O jurista e filósofo Sérgio Sérvulo da Cunha tem vasta produção literária sobre diversos temas tanto na área do Direito, como na da Filosofia. Essa dupla formação que possui, lhe permite transitar pelas duas áreas com invulgar facilidade, notadamente nos temas em que elas têm mais nítido e sensível contato.

É o caso da moral, que tem sido tratada pelo Autor em diversas de suas obras, como em Ética (São Paulo, Saraiva, 2012) e outras, embora nestas não tenha sido o tema central.

Em Moralis Institutio (a instituição da moral em tradução literal do latim para o português) Sérgio Sérvulo da Cunha procura demonstrar, sob a premissa de ser a moral produto histórico e realização cultural, que se constrói com o passar do tempo, temas fundamentais como: o papel da racionalidade na moral; a origem dos preceitos morais; a moral como a dimensão própria da vida humana, como esclarece e adianta no prólogo.

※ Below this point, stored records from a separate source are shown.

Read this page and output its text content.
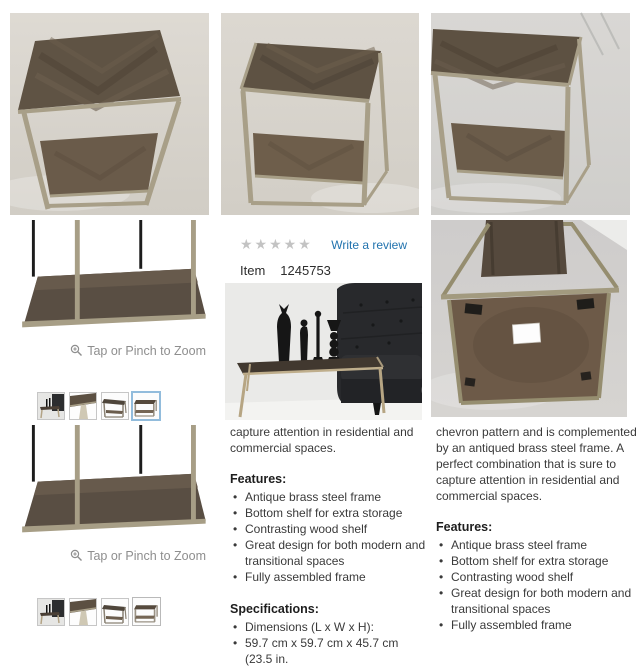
Tap or Pinch to Zoom
★★★★★ Write a review
Item 1245753
Tap or Pinch to Zoom

capture attention in residential and commercial spaces.

Features:
• Antique brass steel frame
• Bottom shelf for extra storage
• Contrasting wood shelf
• Great design for both modern and transitional spaces
• Fully assembled frame
Specifications:
• Dimensions (L x W x H):
• 59.7 cm x 59.7 cm x 45.7 cm (23.5 in.

chevron pattern and is complemented by an antiqued brass steel frame. A perfect combination that is sure to capture attention in residential and commercial spaces.

Features:
• Antique brass steel frame
• Bottom shelf for extra storage
• Contrasting wood shelf
• Great design for both modern and transitional spaces
• Fully assembled frame
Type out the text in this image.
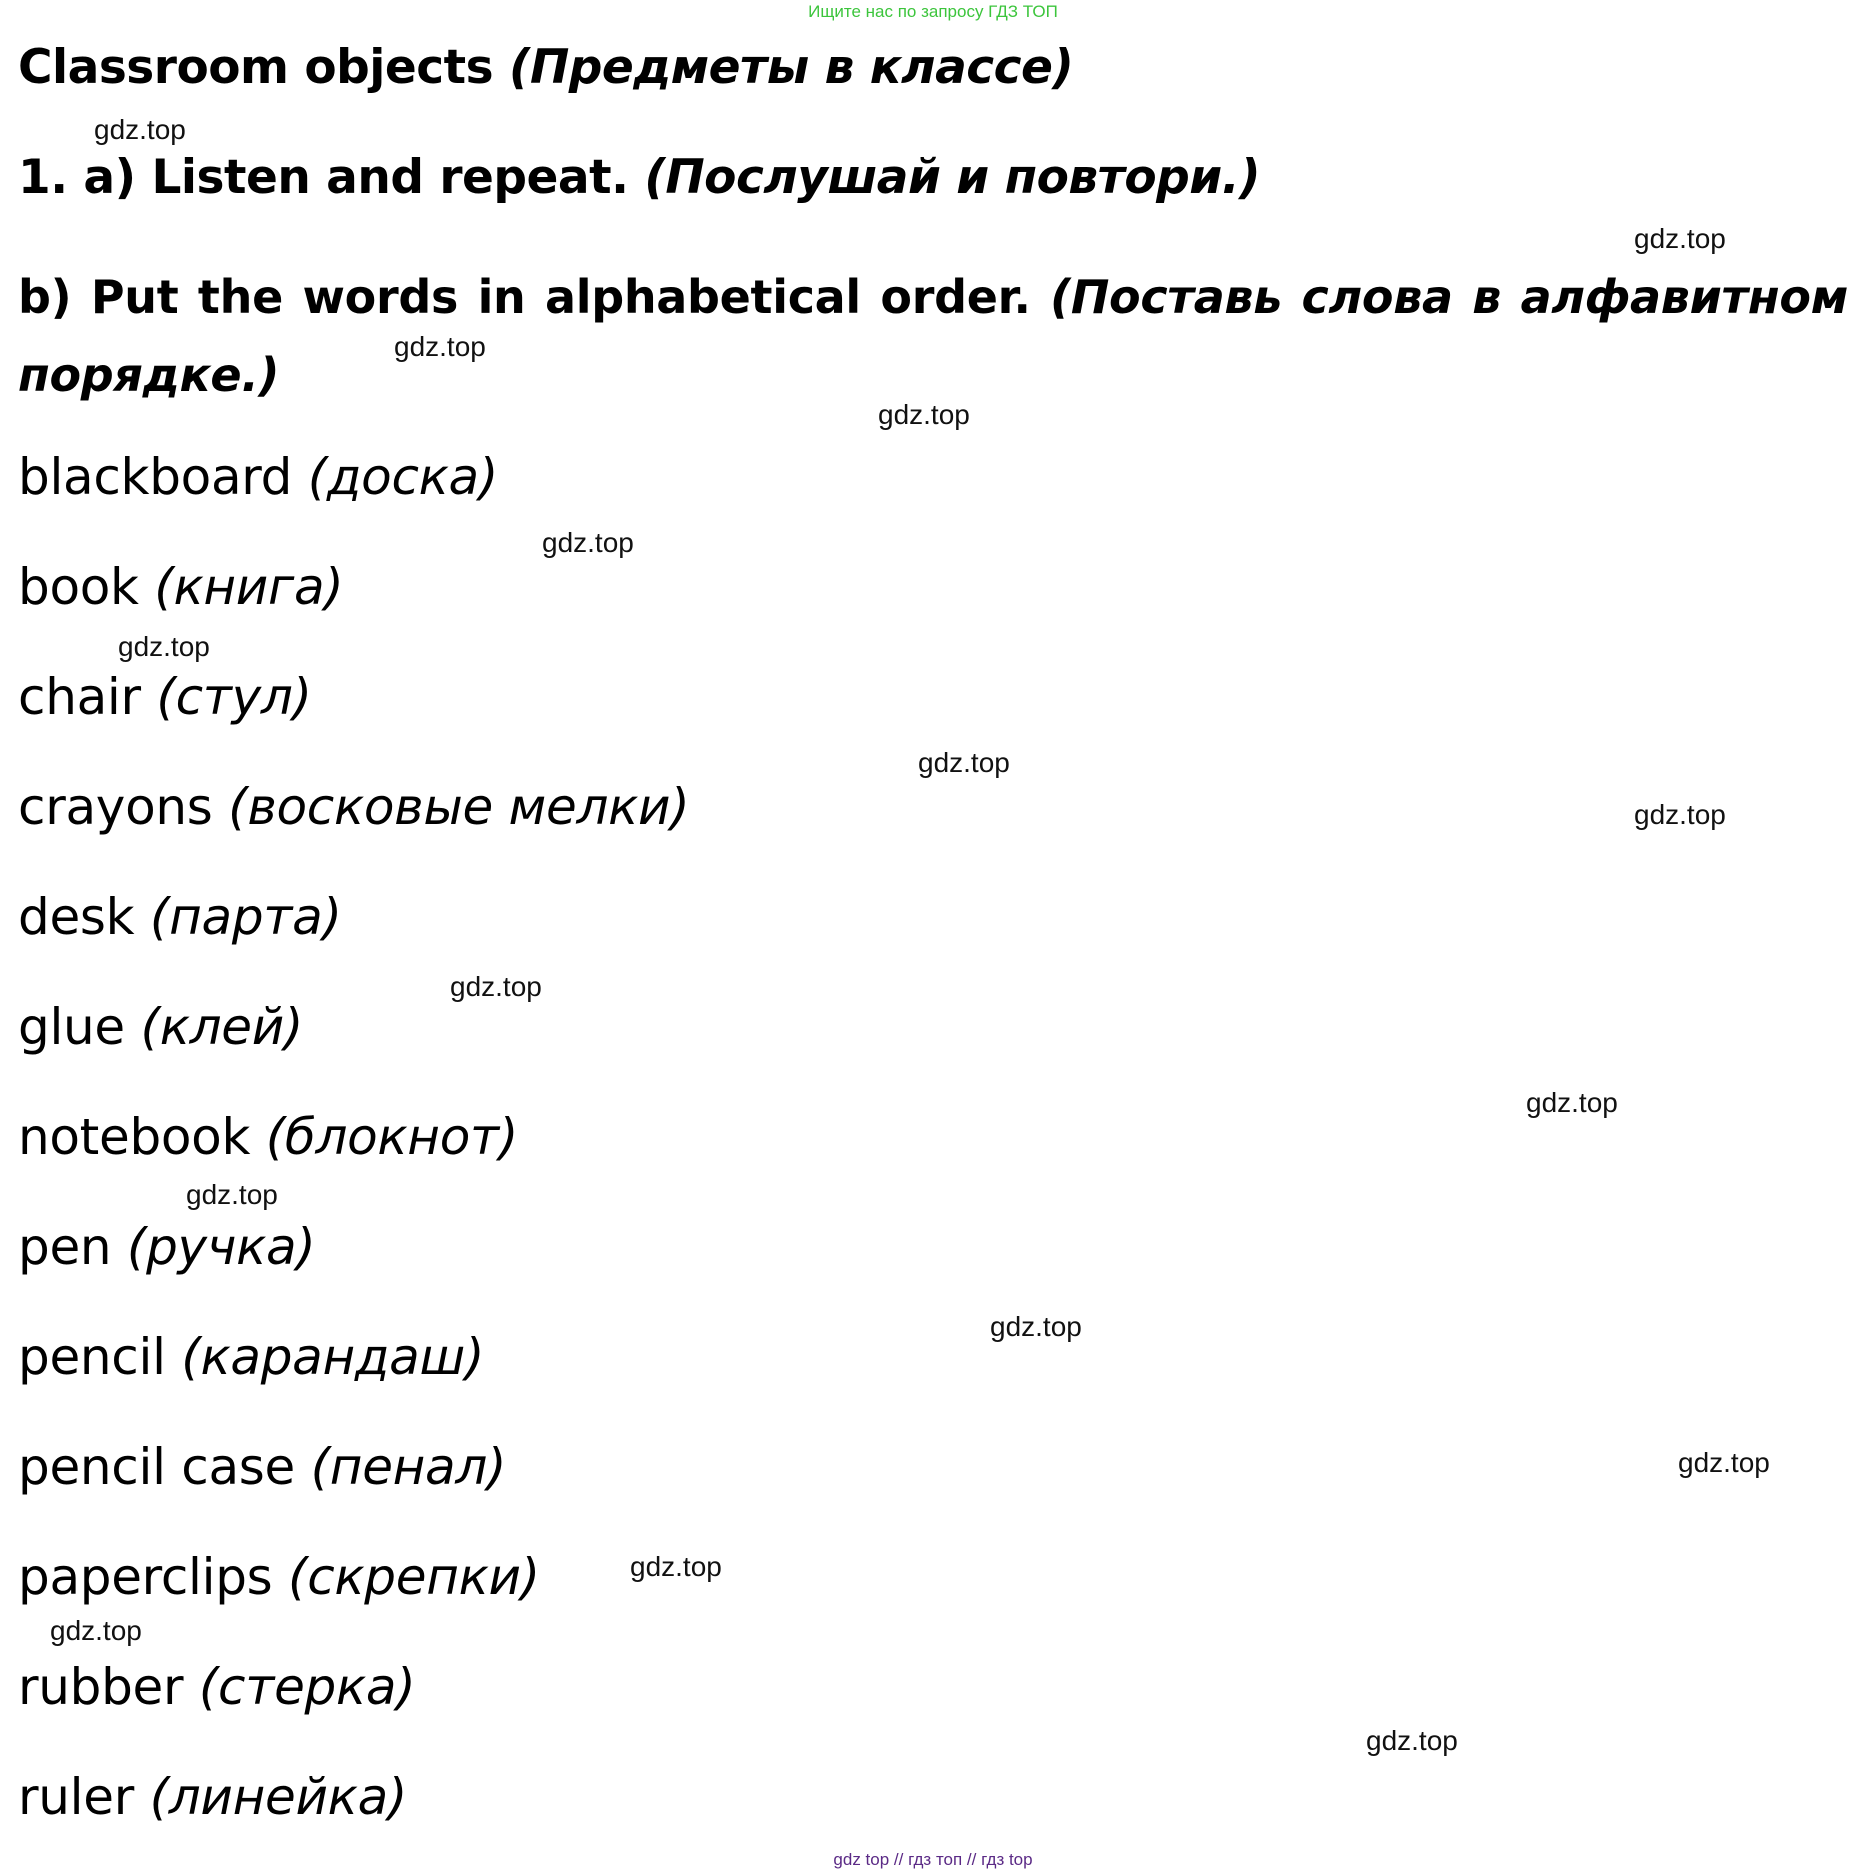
Ищите нас по запросу ГДЗ ТОП
Classroom objects (Предметы в классе)
1. a) Listen and repeat. (Послушай и повтори.)
b) Put the words in alphabetical order. (Поставь слова в алфавитном порядке.)
blackboard (доска)
book (книга)
chair (стул)
crayons (восковые мелки)
desk (парта)
glue (клей)
notebook (блокнот)
pen (ручка)
pencil (карандаш)
pencil case (пенал)
paperclips (скрепки)
rubber (стерка)
ruler (линейка)
gdz.top
gdz.top
gdz.top
gdz.top
gdz.top
gdz.top
gdz.top
gdz.top
gdz.top
gdz.top
gdz.top
gdz.top
gdz.top
gdz.top
gdz.top
gdz.top
gdz top // гдз топ // гдз top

Pensado e escrito na primeira pessoa, o livro é de leitura agradável não apenas pela importância e fascínio do tema central, mas também em razão da objetividade com que o Autor traz à luz a tradução escrita de suas ideias, nascidas de tudo aquilo que já leu, pensou, viveu e escreveu.

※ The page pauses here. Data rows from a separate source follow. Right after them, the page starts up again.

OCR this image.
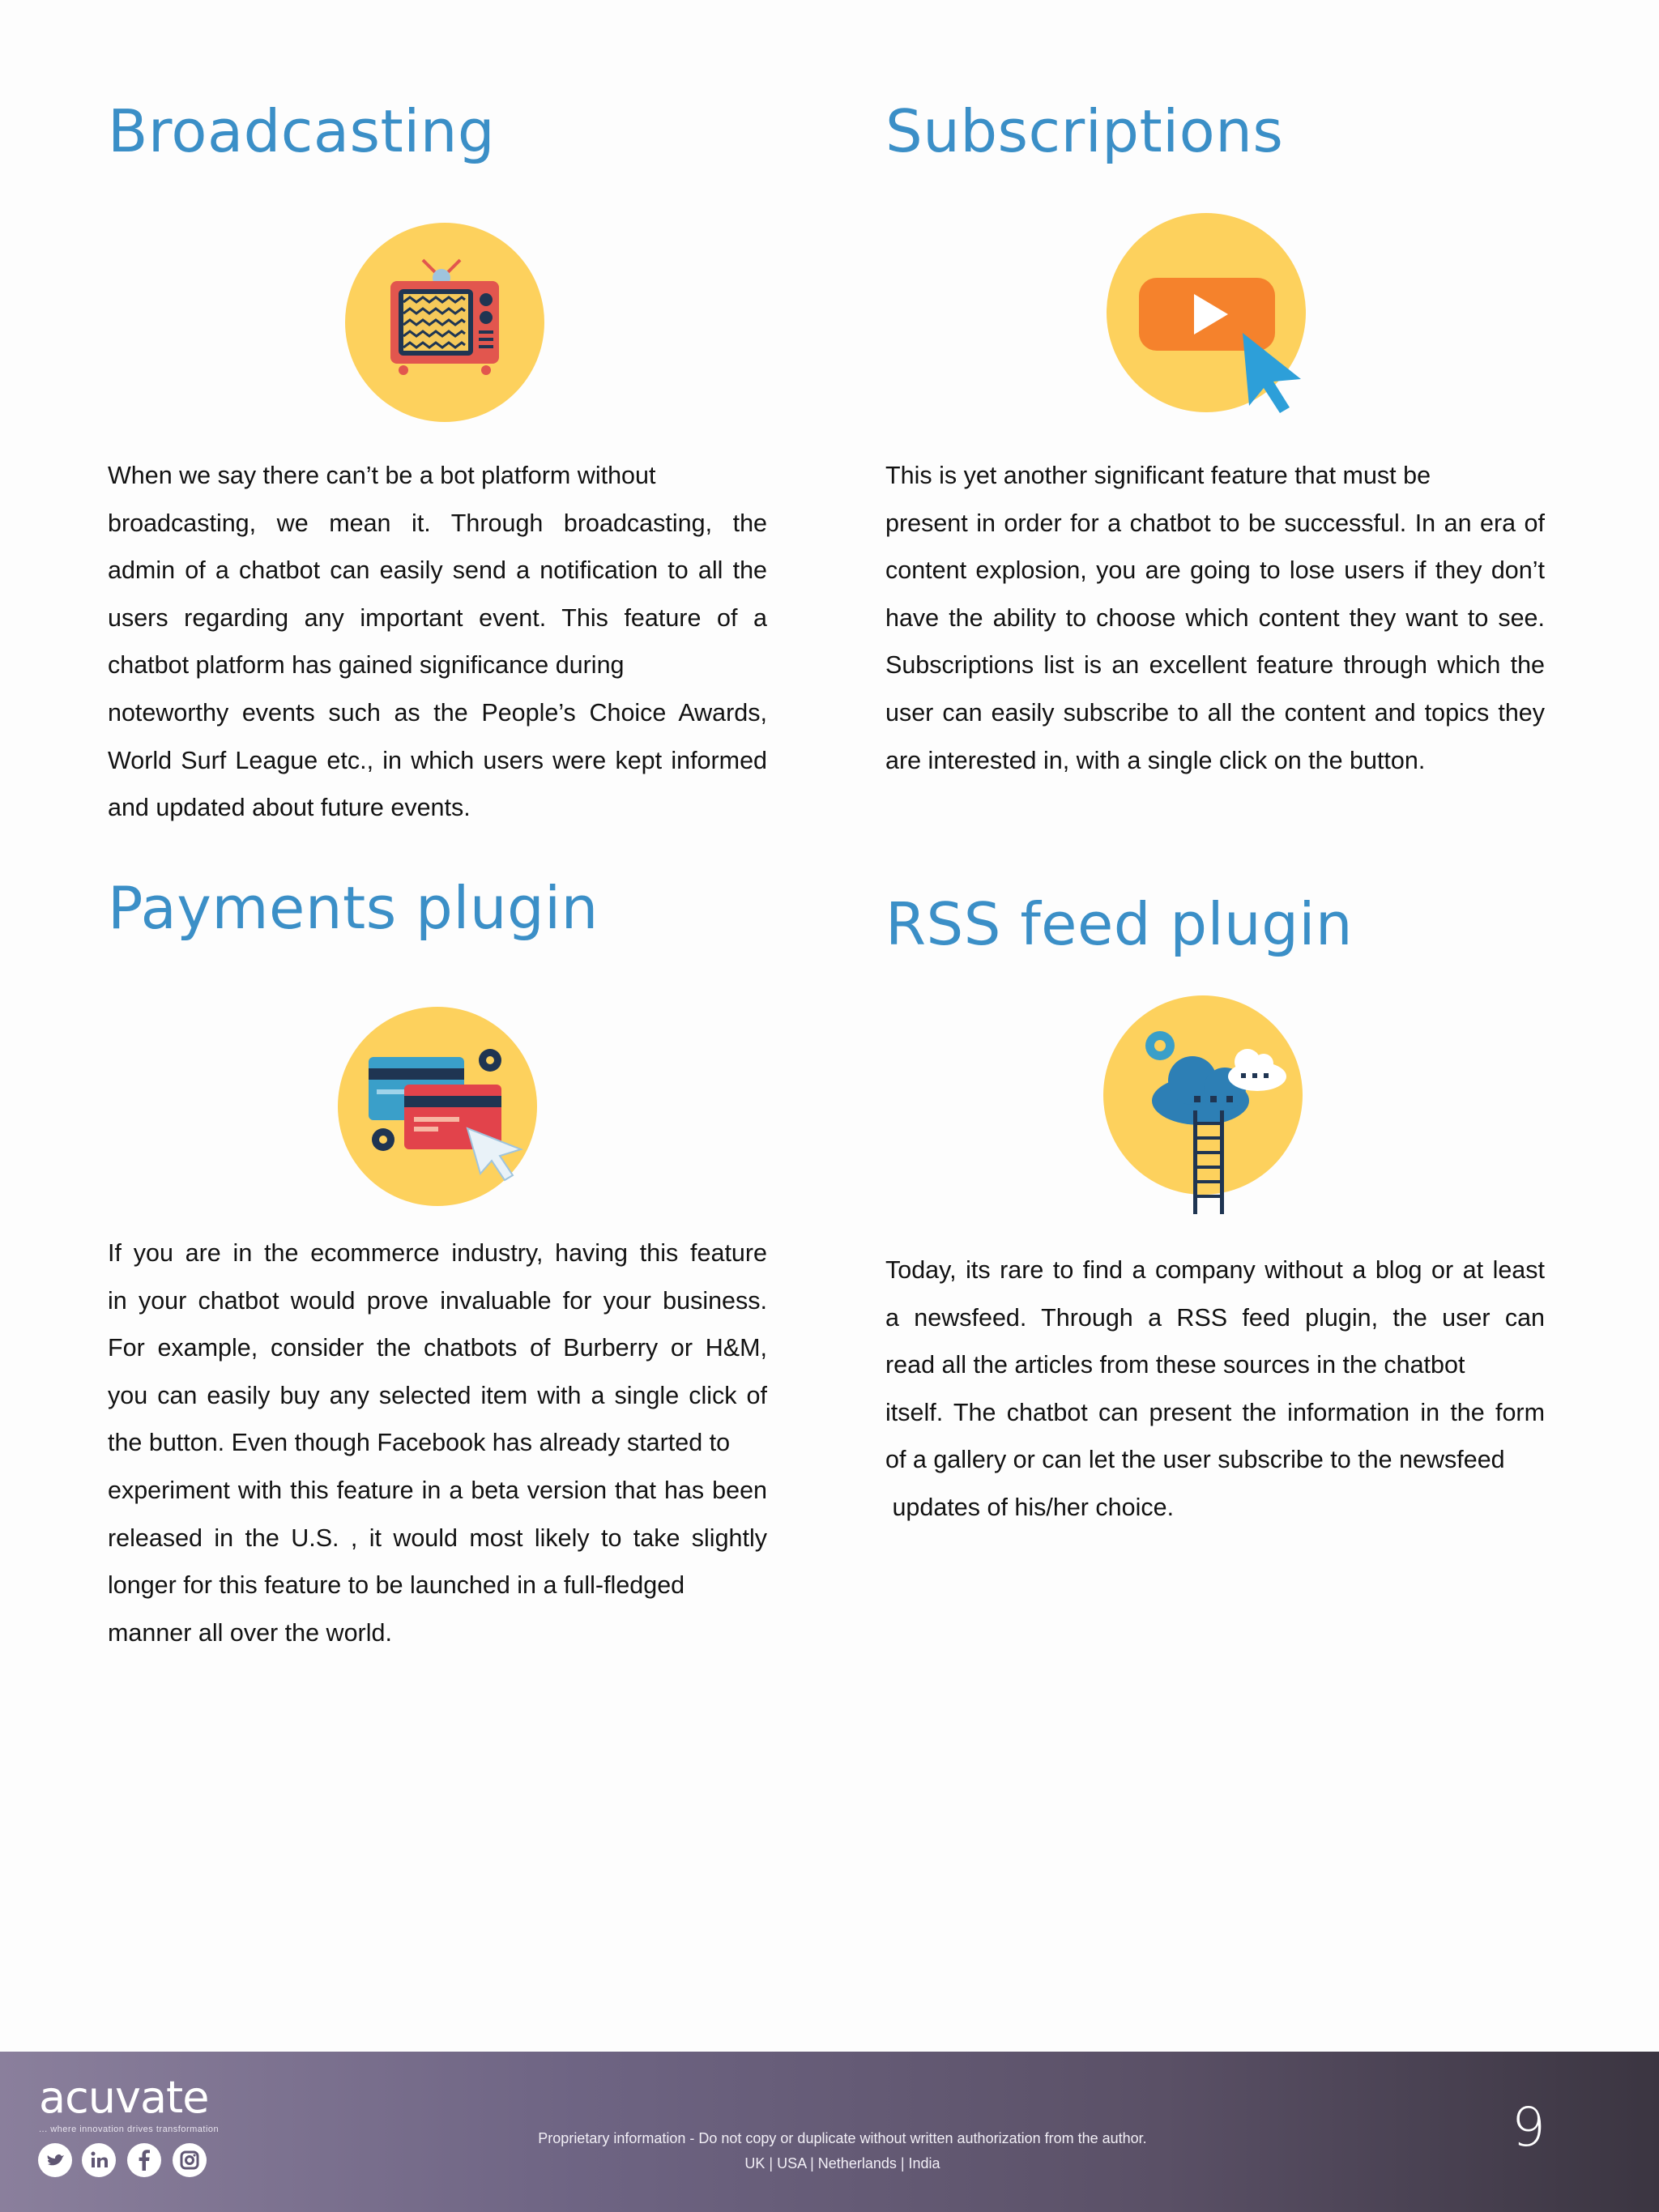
Broadcasting
When we say there can’t be a bot platform without
broadcasting, we mean it. Through broadcasting, the
admin of a chatbot can easily send a notification to all the
users regarding any important event. This feature of a
chatbot platform has gained significance during
noteworthy events such as the People’s Choice Awards,
World Surf League etc., in which users were kept informed
and updated about future events.
Subscriptions
This is yet another significant feature that must be
present in order for a chatbot to be successful. In an era of
content explosion, you are going to lose users if they don’t
have the ability to choose which content they want to see.
Subscriptions list is an excellent feature through which the
user can easily subscribe to all the content and topics they
are interested in, with a single click on the button.
Payments plugin
If you are in the ecommerce industry, having this feature
in your chatbot would prove invaluable for your business.
For example, consider the chatbots of Burberry or H&M,
you can easily buy any selected item with a single click of
the button. Even though Facebook has already started to
experiment with this feature in a beta version that has been
released in the U.S. , it would most likely to take slightly
longer for this feature to be launched in a full-fledged
manner all over the world.
RSS feed plugin
Today, its rare to find a company without a blog or at least
a newsfeed. Through a RSS feed plugin, the user can
read all the articles from these sources in the chatbot
itself. The chatbot can present the information in the form
of a gallery or can let the user subscribe to the newsfeed
updates of his/her choice.
acuvate
... where innovation drives transformation
Proprietary information - Do not copy or duplicate without written authorization from the author.
UK | USA | Netherlands | India
9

Ainda quem não seja iniciado em Kant ou Aristóteles, ou em todos os demais estudiosos da ética, e que esteja tomando o primeiro contato teórico com o tema da moral, terá feito a melhor escolha para sua iniciação, eis que conseguirá acompanhar a leitura como se estivesse sentado ao lado do Autor, que generosamente dividirá seu conhecimento, sem a soberba que é comum de se ver nos letrados.

Ao fim e ao cabo, terminada a leitura dos diversos tópicos através dos quais o Autor desenvolve o seu estudo sobre a Moralis Intitutio, você vai saber a quais conclusões ele chegou, com as quais poderá concordar no todo ou em parte, ou até delas discordar. Mas terá a sensação de saber muito mais sobre moral do que sabia antes da decisão de ler o livro.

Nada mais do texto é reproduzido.